Title: Shape-Biased Representations for Object Category Recognition

Date: Friday, October 20th, 2023

Time: 1:00PM-3:00PM ET

In-person Location: Coda C1315 Grant Park

Zoom link:  https://gatech.zoom.us/j/98841973871

 

Stefan Stojanov

PhD Student in Computer Science

School of Interactive Computing

College of Computing

Georgia Institute of Technology

 

Committee

Dr. James M. Rehg (advisor), College of Computing, Georgia Institute of Technology
Dr. James Hays, College of Computing, Georgia Institute of Technology

Dr. Judy Hoffman, College of Computing, Georgia Institute of Technology

Dr. Chen Yu, Department of Psychology, University of Texas at Austin

Dr. Subhransu Maji, College of Information and Computer Sciences, University of Massachusetts, Amherst

 

Summary

 

While object recognition is a classical problem in computer vision that has witnessed incredible progress as a result of contemporary deep learning research, the key challenges of developing systems that can learn object categories from continually arriving data, from a few samples, and with limited supervision still remain.
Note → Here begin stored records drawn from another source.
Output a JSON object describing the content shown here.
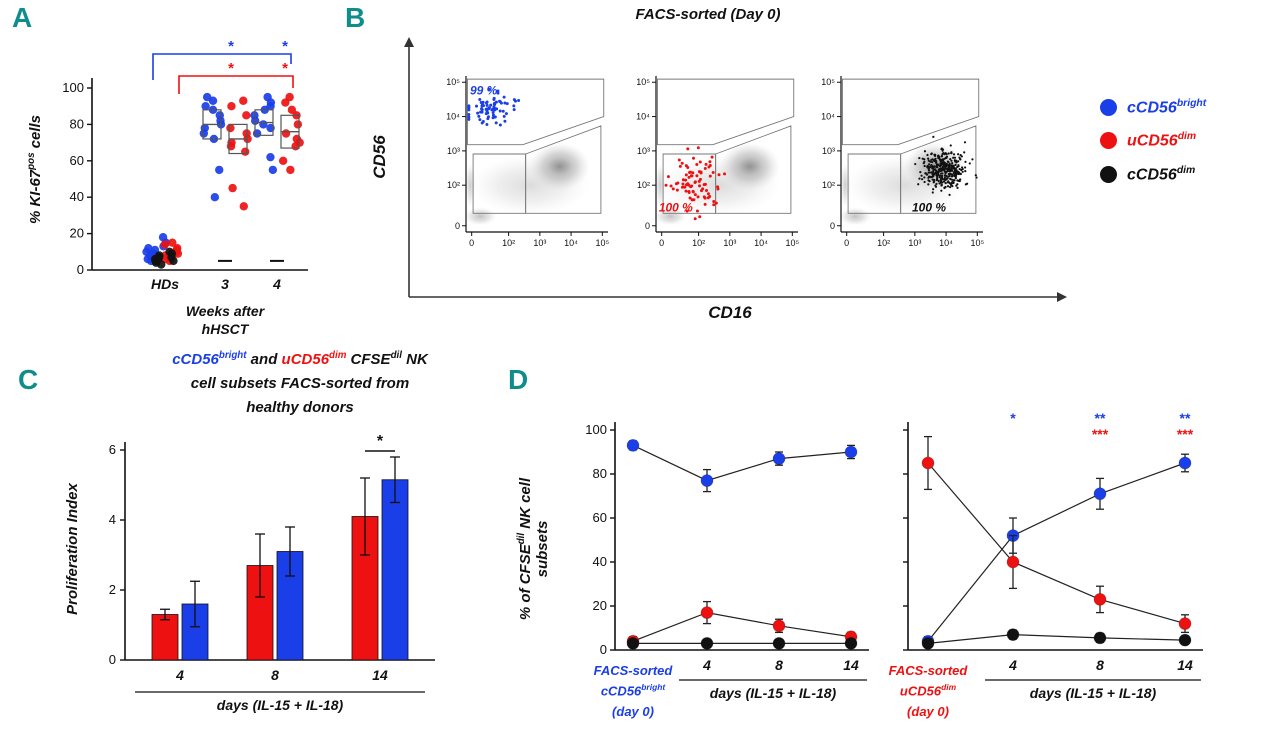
{
  "figure": {
    "background": "#ffffff",
    "panel_letter_color": "#0f8c8c"
  },
  "colors": {
    "blue": "#1a3ee8",
    "red": "#ee1111",
    "black": "#111111"
  },
  "panelA": {
    "letter": "A",
    "ylabel": [
      {
        "t": "% KI-67"
      },
      {
        "t": "pos",
        "sup": true
      },
      {
        "t": " cells"
      }
    ]
  },
  "panelB": {
    "letter": "B",
    "title": "FACS-sorted (Day 0)",
    "ylabel": "CD56",
    "xlabel": "CD16"
  },
  "panelC": {
    "letter": "C",
    "ylabel": "Proliferation Index",
    "title": [
      {
        "t": "cCD56",
        "c": "#1a3ee8"
      },
      {
        "t": "bright",
        "sup": true,
        "c": "#1a3ee8"
      },
      {
        "t": " and ",
        "c": "#111111"
      },
      {
        "t": "uCD56",
        "c": "#ee1111"
      },
      {
        "t": "dim",
        "sup": true,
        "c": "#ee1111"
      },
      {
        "t": " CFSE",
        "c": "#111111"
      },
      {
        "t": "dil",
        "sup": true,
        "c": "#111111"
      },
      {
        "t": " NK",
        "c": "#111111"
      },
      {
        "br": true
      },
      {
        "t": "cell subsets FACS-sorted from",
        "c": "#111111"
      },
      {
        "br": true
      },
      {
        "t": "healthy donors",
        "c": "#111111"
      }
    ]
  },
  "panelD": {
    "letter": "D",
    "ylabel": [
      {
        "t": "% of CFSE"
      },
      {
        "t": "dil",
        "sup": true
      },
      {
        "t": " NK  cell"
      },
      {
        "br": true
      },
      {
        "t": "subsets"
      }
    ],
    "left_x0_label": [
      {
        "t": "FACS-sorted"
      },
      {
        "br": true
      },
      {
        "t": "cCD56"
      },
      {
        "t": "bright",
        "sup": true
      },
      {
        "br": true
      },
      {
        "t": "(day 0)"
      }
    ],
    "right_x0_label": [
      {
        "t": "FACS-sorted"
      },
      {
        "br": true
      },
      {
        "t": "uCD56"
      },
      {
        "t": "dim",
        "sup": true
      },
      {
        "br": true
      },
      {
        "t": "(day 0)"
      }
    ]
  },
  "legend": {
    "items": [
      {
        "name": "cCD56bright",
        "color": "#1a3ee8",
        "text": [
          {
            "t": "cCD56"
          },
          {
            "t": "bright",
            "sup": true
          }
        ]
      },
      {
        "name": "uCD56dim",
        "color": "#ee1111",
        "text": [
          {
            "t": "uCD56"
          },
          {
            "t": "dim",
            "sup": true
          }
        ]
      },
      {
        "name": "cCD56dim",
        "color": "#111111",
        "text": [
          {
            "t": "cCD56"
          },
          {
            "t": "dim",
            "sup": true
          }
        ]
      }
    ]
  },
  "chart_data": [
    {
      "id": "A",
      "type": "scatter",
      "ylabel": "% KI-67pos cells",
      "ylim": [
        0,
        100
      ],
      "yticks": [
        0,
        20,
        40,
        60,
        80,
        100
      ],
      "categories": [
        "HDs",
        "3",
        "4"
      ],
      "xlabel_line1": "Weeks after",
      "xlabel_line2": "hHSCT",
      "series": [
        {
          "name": "cCD56bright",
          "color": "#1a3ee8",
          "values": [
            [
              5,
              6,
              7,
              8,
              9,
              10,
              11,
              12,
              13,
              15,
              18,
              8
            ],
            [
              40,
              55,
              72,
              75,
              78,
              80,
              82,
              85,
              88,
              90,
              93,
              95
            ],
            [
              55,
              62,
              75,
              78,
              80,
              82,
              85,
              88,
              90,
              92,
              95
            ]
          ]
        },
        {
          "name": "uCD56dim",
          "color": "#ee1111",
          "values": [
            [
              5,
              6,
              7,
              8,
              9,
              10,
              11,
              12,
              14,
              15
            ],
            [
              35,
              45,
              65,
              68,
              70,
              72,
              75,
              78,
              85,
              90,
              93
            ],
            [
              55,
              60,
              68,
              70,
              72,
              75,
              80,
              85,
              88,
              92,
              95
            ]
          ]
        },
        {
          "name": "cCD56dim",
          "color": "#111111",
          "values": [
            [
              3,
              4,
              5,
              5,
              6,
              6,
              7,
              7,
              8,
              9,
              10
            ],
            [],
            []
          ]
        }
      ],
      "mean_boxes": [
        {
          "cat": 1,
          "series": 0,
          "mean": 80,
          "sd": 8
        },
        {
          "cat": 1,
          "series": 1,
          "mean": 72,
          "sd": 8
        },
        {
          "cat": 2,
          "series": 0,
          "mean": 81,
          "sd": 7
        },
        {
          "cat": 2,
          "series": 1,
          "mean": 76,
          "sd": 9
        }
      ],
      "dashes": [
        {
          "cat": 1,
          "y": 5
        },
        {
          "cat": 2,
          "y": 5
        }
      ],
      "sig": [
        {
          "color": "#1a3ee8",
          "stars": [
            "*",
            "*"
          ]
        },
        {
          "color": "#ee1111",
          "stars": [
            "*",
            "*"
          ]
        }
      ]
    },
    {
      "id": "B",
      "type": "facs-density",
      "title": "FACS-sorted (Day 0)",
      "xlabel": "CD16",
      "ylabel": "CD56",
      "axis_ticks": [
        "0",
        "10²",
        "10³",
        "10⁴",
        "10⁵"
      ],
      "plots": [
        {
          "name": "cCD56bright-sort",
          "gate_label": "99 %",
          "label_color": "#1a3ee8",
          "dot_color": "#1a3ee8",
          "dot_count": 75,
          "dot_region": "bright",
          "label_pos": "top-left"
        },
        {
          "name": "uCD56dim-sort",
          "gate_label": "100 %",
          "label_color": "#ee1111",
          "dot_color": "#ee1111",
          "dot_count": 85,
          "dot_region": "dim-left",
          "label_pos": "bottom-left"
        },
        {
          "name": "cCD56dim-sort",
          "gate_label": "100 %",
          "label_color": "#111111",
          "dot_color": "#111111",
          "dot_count": 380,
          "dot_region": "dim-right",
          "label_pos": "bottom-right"
        }
      ]
    },
    {
      "id": "C",
      "type": "bar",
      "ylabel": "Proliferation Index",
      "xlabel": "days (IL-15 + IL-18)",
      "categories": [
        "4",
        "8",
        "14"
      ],
      "ylim": [
        0,
        6
      ],
      "yticks": [
        0,
        2,
        4,
        6
      ],
      "series": [
        {
          "name": "uCD56dim",
          "color": "#ee1111",
          "values": [
            1.3,
            2.7,
            4.1
          ],
          "errors": [
            0.15,
            0.9,
            1.1
          ]
        },
        {
          "name": "cCD56bright",
          "color": "#1a3ee8",
          "values": [
            1.6,
            3.1,
            5.15
          ],
          "errors": [
            0.65,
            0.7,
            0.65
          ]
        }
      ],
      "sig": [
        {
          "cat": 2,
          "label": "*"
        }
      ]
    },
    {
      "id": "D-left",
      "type": "line",
      "ylabel": "% of CFSEdil NK cell subsets",
      "xlabel": "days (IL-15 + IL-18)",
      "x_categories": [
        "FACS-sorted cCD56bright (day 0)",
        "4",
        "8",
        "14"
      ],
      "ylim": [
        0,
        100
      ],
      "yticks": [
        0,
        20,
        40,
        60,
        80,
        100
      ],
      "show_ytick_labels": true,
      "series": [
        {
          "name": "cCD56bright",
          "color": "#1a3ee8",
          "values": [
            93,
            77,
            87,
            90
          ],
          "errors": [
            2,
            5,
            3,
            3
          ]
        },
        {
          "name": "uCD56dim",
          "color": "#ee1111",
          "values": [
            4,
            17,
            11,
            6
          ],
          "errors": [
            2,
            5,
            3,
            2
          ]
        },
        {
          "name": "cCD56dim",
          "color": "#111111",
          "values": [
            3,
            3,
            3,
            3
          ],
          "errors": [
            1,
            1,
            1,
            1
          ]
        }
      ],
      "sig": []
    },
    {
      "id": "D-right",
      "type": "line",
      "ylabel": "% of CFSEdil NK cell subsets",
      "xlabel": "days (IL-15 + IL-18)",
      "x_categories": [
        "FACS-sorted uCD56dim (day 0)",
        "4",
        "8",
        "14"
      ],
      "ylim": [
        0,
        100
      ],
      "yticks": [
        0,
        20,
        40,
        60,
        80,
        100
      ],
      "show_ytick_labels": false,
      "series": [
        {
          "name": "cCD56bright",
          "color": "#1a3ee8",
          "values": [
            4,
            52,
            71,
            85
          ],
          "errors": [
            2,
            8,
            7,
            4
          ]
        },
        {
          "name": "uCD56dim",
          "color": "#ee1111",
          "values": [
            85,
            40,
            23,
            12
          ],
          "errors": [
            12,
            12,
            6,
            4
          ]
        },
        {
          "name": "cCD56dim",
          "color": "#111111",
          "values": [
            3,
            7,
            5.5,
            4.5
          ],
          "errors": [
            1,
            2,
            2,
            1
          ]
        }
      ],
      "sig": [
        {
          "x": 1,
          "rows": [
            {
              "t": "*",
              "c": "#1a3ee8"
            }
          ]
        },
        {
          "x": 2,
          "rows": [
            {
              "t": "**",
              "c": "#1a3ee8"
            },
            {
              "t": "***",
              "c": "#ee1111"
            }
          ]
        },
        {
          "x": 3,
          "rows": [
            {
              "t": "**",
              "c": "#1a3ee8"
            },
            {
              "t": "***",
              "c": "#ee1111"
            }
          ]
        }
      ]
    }
  ]
}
In this dissertation, we aim to borrow the learning strategy of shape bias and environmental bias of repetition, both of which are observed in young children, and apply them to continual, low-shot, and self-supervised learning of objects and object parts. In the continual learning domain, we demonstrate that repetition of learned concepts significantly ameliorates catastrophic forgetting. For low-shot learning we develop two methods for learning shape-biased object representations with decreasing supervision requirements: based on learning a joint image and 3D shape metric space from point clouds, and by self-supervised learning of object parts from multi-view pixel correspondences. We demonstrate that these methods of introducing a shape bias improve low-shot category recognition. Last, we find that contrastive learning from multi-view images allows for category-level part matching with performance competitive with baseline that have over 10 times more parameters, while being trained only on synthetic data. To support our investigations, we present two synthetic 3D object datasets, Toys200 and Toys4K, and develop a series of highly realistic synthetic data rendering systems that enable real-world generalization.